To struggle against the continuous increase of crime and its international aspects and, on the other hand, the increase of the texts and their complexity the Royal Gendarmerie is modernising its methods and equipment continuously and reinforcing its efficiency by evaluating technical and scientific policing and criminal data. With this aim, two laboratories, which are under the administration of senior researchers, were established.

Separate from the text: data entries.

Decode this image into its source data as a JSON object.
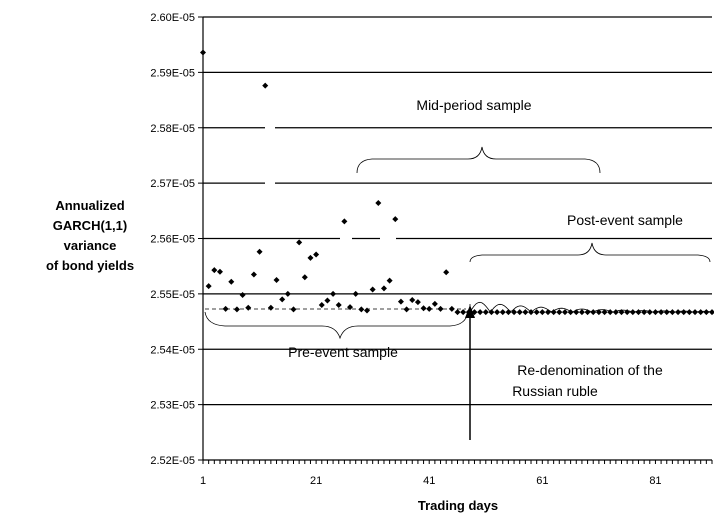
{
  "chart_data": {
    "type": "scatter",
    "title": "",
    "xlabel": "Trading days",
    "ylabel": [
      "Annualized",
      "GARCH(1,1)",
      "variance",
      "of bond yields"
    ],
    "xlim": [
      1,
      91
    ],
    "ylim": [
      2.52e-05,
      2.6e-05
    ],
    "x_ticks": [
      1,
      21,
      41,
      61,
      81
    ],
    "x_tick_labels": [
      "1",
      "21",
      "41",
      "61",
      "81"
    ],
    "y_ticks": [
      2.52e-05,
      2.53e-05,
      2.54e-05,
      2.55e-05,
      2.56e-05,
      2.57e-05,
      2.58e-05,
      2.59e-05,
      2.6e-05
    ],
    "y_tick_labels": [
      "2.52E-05",
      "2.53E-05",
      "2.54E-05",
      "2.55E-05",
      "2.56E-05",
      "2.57E-05",
      "2.58E-05",
      "2.59E-05",
      "2.60E-05"
    ],
    "grid": true,
    "series": [
      {
        "marker": "diamond",
        "x": [
          1,
          2,
          3,
          4,
          5,
          6,
          7,
          8,
          9,
          10,
          11,
          12,
          13,
          14,
          15,
          16,
          17,
          18,
          19,
          20,
          21,
          22,
          23,
          24,
          25,
          26,
          27,
          28,
          29,
          30,
          31,
          32,
          33,
          34,
          35,
          36,
          37,
          38,
          39,
          40,
          41,
          42,
          43,
          44,
          45,
          46,
          47,
          48,
          49,
          50,
          51,
          52,
          53,
          54,
          55,
          56,
          57,
          58,
          59,
          60,
          61,
          62,
          63,
          64,
          65,
          66,
          67,
          68,
          69,
          70,
          71,
          72,
          73,
          74,
          75,
          76,
          77,
          78,
          79,
          80,
          81,
          82,
          83,
          84,
          85,
          86,
          87,
          88,
          89,
          90,
          91
        ],
        "y": [
          2.5936e-05,
          2.5514e-05,
          2.5543e-05,
          2.554e-05,
          2.5473e-05,
          2.5522e-05,
          2.5472e-05,
          2.5498e-05,
          2.5475e-05,
          2.5535e-05,
          2.5576e-05,
          2.5876e-05,
          2.5475e-05,
          2.5525e-05,
          2.549e-05,
          2.55e-05,
          2.5472e-05,
          2.5593e-05,
          2.553e-05,
          2.5565e-05,
          2.5571e-05,
          2.548e-05,
          2.5488e-05,
          2.55e-05,
          2.548e-05,
          2.5631e-05,
          2.5476e-05,
          2.55e-05,
          2.5472e-05,
          2.547e-05,
          2.5508e-05,
          2.5664e-05,
          2.551e-05,
          2.5524e-05,
          2.5635e-05,
          2.5486e-05,
          2.5472e-05,
          2.5489e-05,
          2.5485e-05,
          2.5474e-05,
          2.5473e-05,
          2.5482e-05,
          2.5473e-05,
          2.5539e-05,
          2.5473e-05,
          2.5467e-05,
          2.5467e-05,
          2.5467e-05,
          2.5467e-05,
          2.5467e-05,
          2.5467e-05,
          2.5467e-05,
          2.5467e-05,
          2.5467e-05,
          2.5467e-05,
          2.5467e-05,
          2.5467e-05,
          2.5467e-05,
          2.5467e-05,
          2.5467e-05,
          2.5467e-05,
          2.5467e-05,
          2.5467e-05,
          2.5467e-05,
          2.5467e-05,
          2.5467e-05,
          2.5467e-05,
          2.5467e-05,
          2.5467e-05,
          2.5467e-05,
          2.5467e-05,
          2.5467e-05,
          2.5467e-05,
          2.5467e-05,
          2.5467e-05,
          2.5467e-05,
          2.5467e-05,
          2.5467e-05,
          2.5467e-05,
          2.5467e-05,
          2.5467e-05,
          2.5467e-05,
          2.5467e-05,
          2.5467e-05,
          2.5467e-05,
          2.5467e-05,
          2.5467e-05,
          2.5467e-05,
          2.5467e-05,
          2.5467e-05,
          2.5467e-05
        ]
      }
    ],
    "annotations": [
      {
        "text": "Mid-period sample"
      },
      {
        "text": "Post-event sample"
      },
      {
        "text": "Pre-event  sample"
      },
      {
        "text": "Re-denomination of the"
      },
      {
        "text": "Russian ruble"
      }
    ]
  }
}
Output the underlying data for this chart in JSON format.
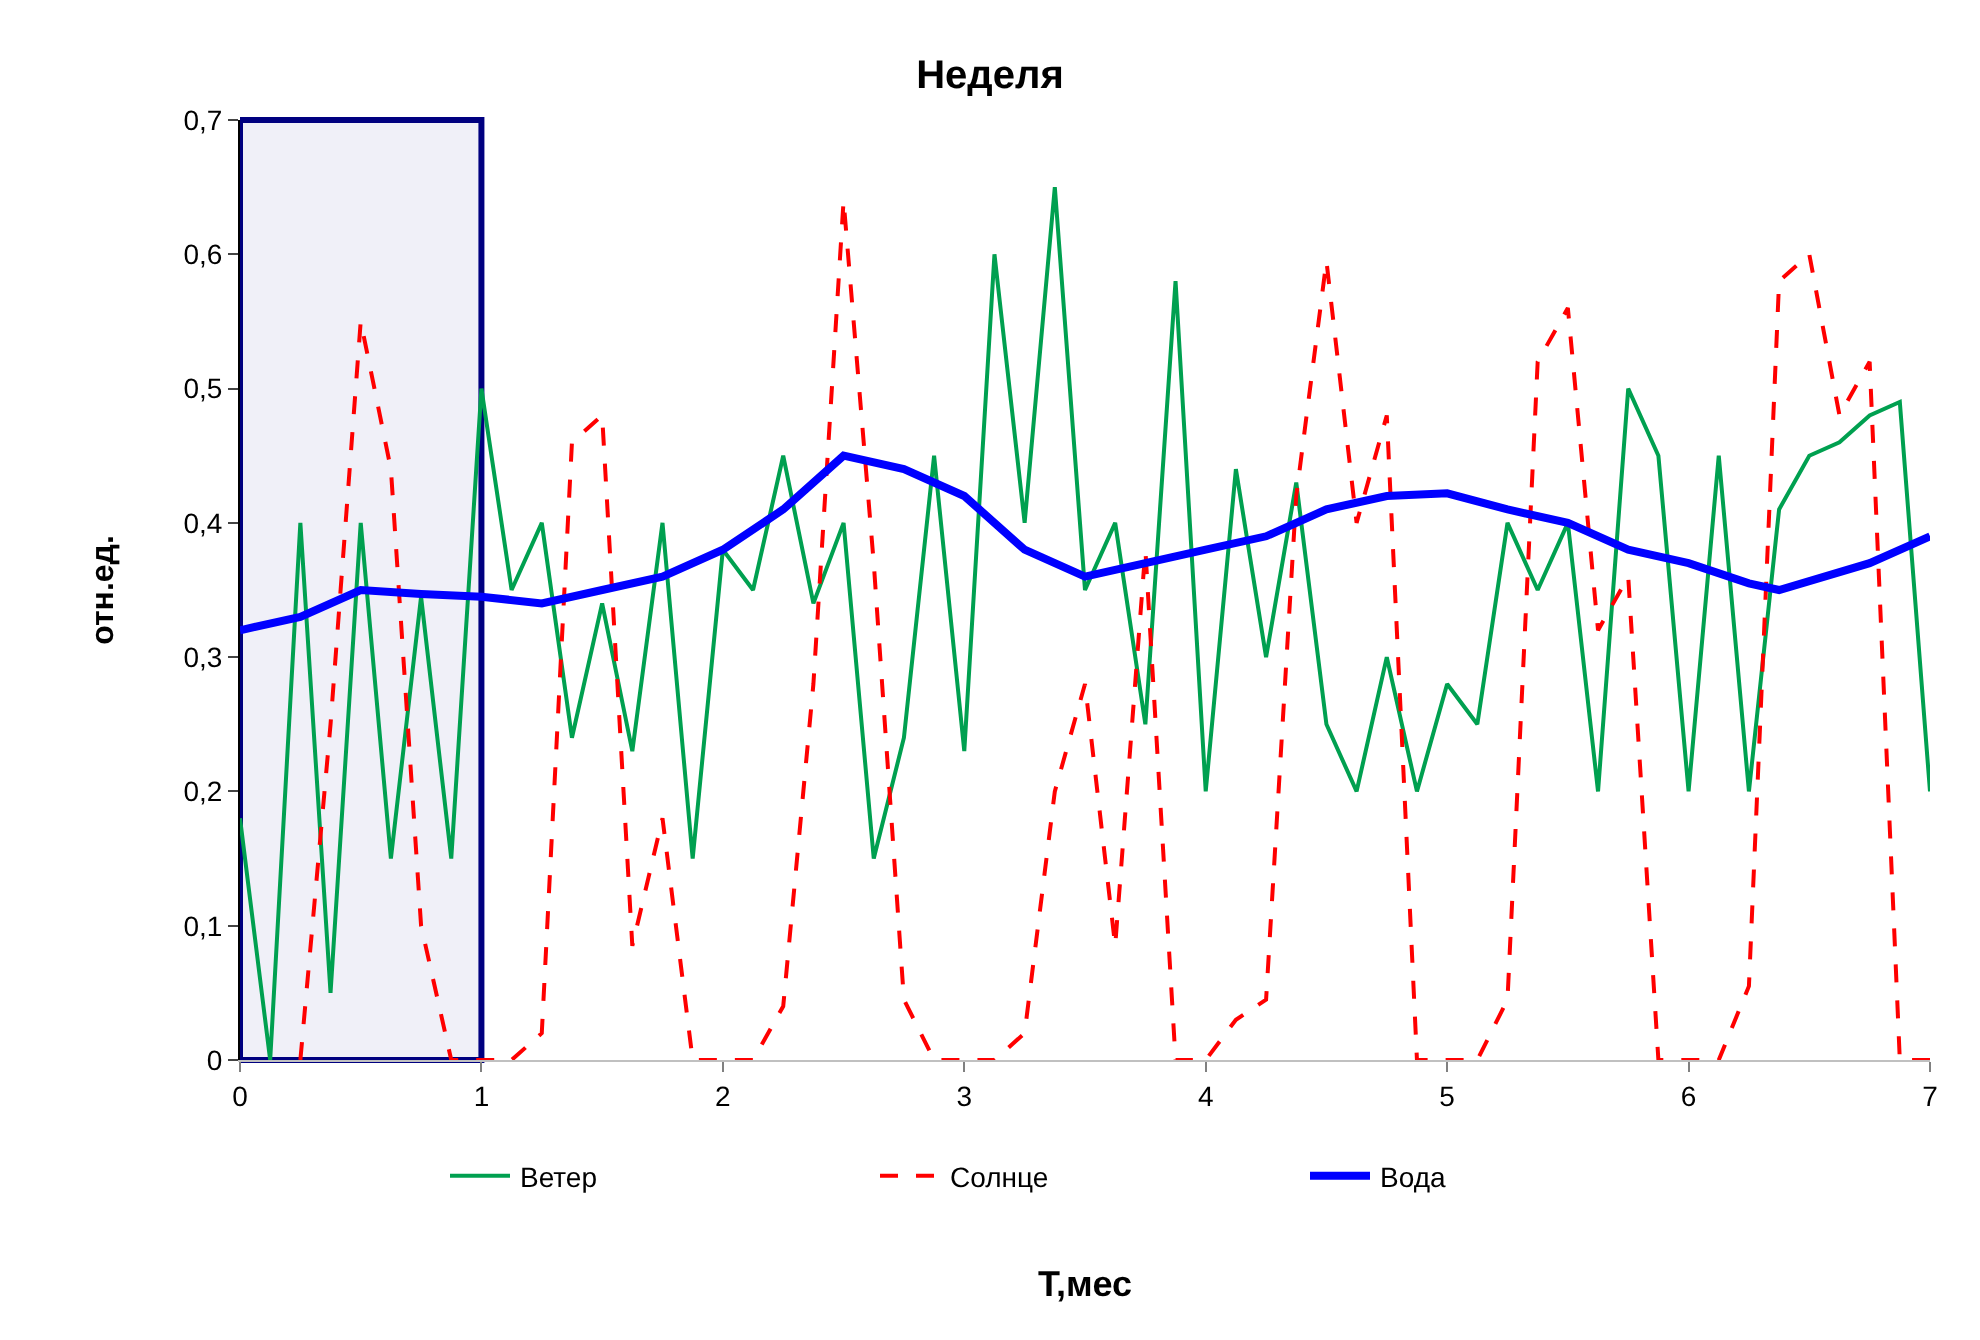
{
  "chart_data": {
    "type": "line",
    "title": "Неделя",
    "xlabel": "T,мес",
    "ylabel": "отн.ед.",
    "x": [
      0,
      0.125,
      0.25,
      0.375,
      0.5,
      0.625,
      0.75,
      0.875,
      1,
      1.125,
      1.25,
      1.375,
      1.5,
      1.625,
      1.75,
      1.875,
      2,
      2.125,
      2.25,
      2.375,
      2.5,
      2.625,
      2.75,
      2.875,
      3,
      3.125,
      3.25,
      3.375,
      3.5,
      3.625,
      3.75,
      3.875,
      4,
      4.125,
      4.25,
      4.375,
      4.5,
      4.625,
      4.75,
      4.875,
      5,
      5.125,
      5.25,
      5.375,
      5.5,
      5.625,
      5.75,
      5.875,
      6,
      6.125,
      6.25,
      6.375,
      6.5,
      6.625,
      6.75,
      6.875,
      7
    ],
    "series": [
      {
        "name": "Ветер",
        "color": "#00a050",
        "line_style": "solid",
        "values": [
          0.18,
          0,
          0.4,
          0.05,
          0.4,
          0.15,
          0.345,
          0.15,
          0.5,
          0.35,
          0.4,
          0.24,
          0.34,
          0.23,
          0.4,
          0.15,
          0.38,
          0.35,
          0.45,
          0.34,
          0.4,
          0.15,
          0.24,
          0.45,
          0.23,
          0.6,
          0.4,
          0.65,
          0.35,
          0.4,
          0.25,
          0.58,
          0.2,
          0.44,
          0.3,
          0.43,
          0.25,
          0.2,
          0.3,
          0.2,
          0.28,
          0.25,
          0.4,
          0.35,
          0.4,
          0.2,
          0.5,
          0.45,
          0.2,
          0.45,
          0.2,
          0.41,
          0.45,
          0.46,
          0.48,
          0.49,
          0.2
        ]
      },
      {
        "name": "Солнце",
        "color": "#ff0000",
        "line_style": "dashed",
        "values": [
          null,
          null,
          0,
          0.25,
          0.55,
          0.44,
          0.1,
          0,
          0,
          0,
          0.02,
          0.46,
          0.48,
          0.085,
          0.18,
          0,
          0,
          0,
          0.04,
          0.28,
          0.64,
          0.37,
          0.045,
          0,
          0,
          0,
          0.02,
          0.2,
          0.28,
          0.085,
          0.38,
          0,
          0,
          0.03,
          0.045,
          0.42,
          0.595,
          0.4,
          0.48,
          0,
          0,
          0,
          0.045,
          0.52,
          0.56,
          0.32,
          0.36,
          0,
          0,
          0,
          0.055,
          0.58,
          0.6,
          0.48,
          0.52,
          0,
          0
        ]
      },
      {
        "name": "Вода",
        "color": "#0000ff",
        "line_style": "solid",
        "x": [
          0,
          0.25,
          0.5,
          0.75,
          1,
          1.25,
          1.5,
          1.75,
          2,
          2.25,
          2.5,
          2.75,
          3,
          3.25,
          3.5,
          3.75,
          4,
          4.25,
          4.5,
          4.75,
          5,
          5.25,
          5.5,
          5.75,
          6,
          6.25,
          6.375,
          6.75,
          7
        ],
        "values": [
          0.32,
          0.33,
          0.35,
          0.347,
          0.345,
          0.34,
          0.35,
          0.36,
          0.38,
          0.41,
          0.45,
          0.44,
          0.42,
          0.38,
          0.36,
          0.37,
          0.38,
          0.39,
          0.41,
          0.42,
          0.422,
          0.41,
          0.4,
          0.38,
          0.37,
          0.355,
          0.35,
          0.37,
          0.39
        ]
      }
    ],
    "xlim": [
      0,
      7
    ],
    "xticks": [
      0,
      1,
      2,
      3,
      4,
      5,
      6,
      7
    ],
    "ylim": [
      0,
      0.7
    ],
    "yticks": [
      0,
      {
        "value": 0.1,
        "label": "0,1"
      },
      {
        "value": 0.2,
        "label": "0,2"
      },
      {
        "value": 0.3,
        "label": "0,3"
      },
      {
        "value": 0.4,
        "label": "0,4"
      },
      {
        "value": 0.5,
        "label": "0,5"
      },
      {
        "value": 0.6,
        "label": "0,6"
      },
      {
        "value": 0.7,
        "label": "0,7"
      }
    ],
    "bands": [
      {
        "axis": "x",
        "from": 0,
        "to": 1,
        "color": "#000080"
      }
    ],
    "grid": false,
    "legend": "bottom",
    "marker": "none"
  }
}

===Administrative Police===
In regards to duties of the Royal Gendarmerie, in the field of administrative policing, determined of a set of regulations dedicated to the maintenance of public order, including serve as border guard. On this role, the gendarmerie is responsible to the Ministry of Interior. The article 3 of the legislation allow gendarmerie to assists other ministerial departments such as:
- Ministry of equipment, transport and logistics for traffic policing and protecting port and airport facilities.
- Ministry of agriculture, maritime fisheries, rural development and water and forests for prevention of illegal fishing control.

==Organization==
The organization of Royal Moroccan Gendarmerie is consist of:
- The General Headquarters, which conducts the overall main duties of the force.
- Territorial Gendarmerie
  - 22 Regional Gendarmeries
  - 64 Companies of Gendarmerie
  - 322 posts of Gendarmerie
- Mobile Gendarmerie
- Air and Maritime Gendarmerie
- Specialized Units, such as Groupement de Sécurité et d'Intervention de la Gendarmerie Royale.

==Inventory ==

- Small arms & Vehicles

| Pistols | SMG's: | Assault Rifles: | Sniper Rifles: | Shotguns: |
| Heckler & Koch MP5 | SAR 21 | FR F1 | Benelli M4 |
| Heckler & Koch VP70 | FN P90 | M16 rifle | PGM 338 | SPAS-12 |
| Heckler & Koch HK4 | Uzi | M4 carbine | M24 Sniper Weapon System | SPAS-15 |
| Walther PPK | MAT-49 | FN FAL |  | Valtro PM-5 |
| Beretta 92 | Ingram MAC-10 | HK G36 |  |  |
| MAB PA-15 | Heckler & Koch UMP | FN2000 |  |  |
| MAC Mle 1950 |  | Steyr AUG |  |  |
| SIG Sauer P226 |  |  |  |  |
| SIG Sauer P228 |  |  |  |  |
| Colt Detective Special |  |  |  |  |
| Smith & Wesson Model 10 |  |  |  |  |
| Heckler & Koch USP |  |  |  |  |
| Heckler & Koch Mark 23 |  |  |  |  |

- Vehicles:
  - MRAP(unknown model/type)
  - Chevrolet Suburban

===Aircraft===

| Aircraft | Origin | Type | Variant | In service | Notes |
Helicopters
| SA 315B Lama | France | liaison |  | 7 |  |
| SA342 Gazelle | France | observation |  | 5 |  |
| Eurocopter Fennec | France | utility / observation |  | 6 |  |
| Eurocopter EC135 | Germany | utility / MEDIVAC |  | 3 |  |
| Eurocopter EC145 | Germany | utility / MEDIVAC |  | 3 |  |
| SA 330 Puma | France | utility / aerial firefighting | C/F/H | 7 |  |
| Sikorsky S-70 | United States | utility / transport | S-70A-26 | 2 |
| Eurocopter AS332 | France | VIP | AS332/EC225 | 2 | one of which is an EC225 Super Puma |
| Sikorsky S-92 | United States | utility / transport | Sikorsky S-92 | 2 |

==International co-operation==
Since its foundation, the Royal Gendarmerie has developed efficient mutual co-operation basis with the other similar organizations and also joined in the FIEP organization in 1999 which provides a framework for the improvement of mutual relations between organizations and the maintenance of security in the region.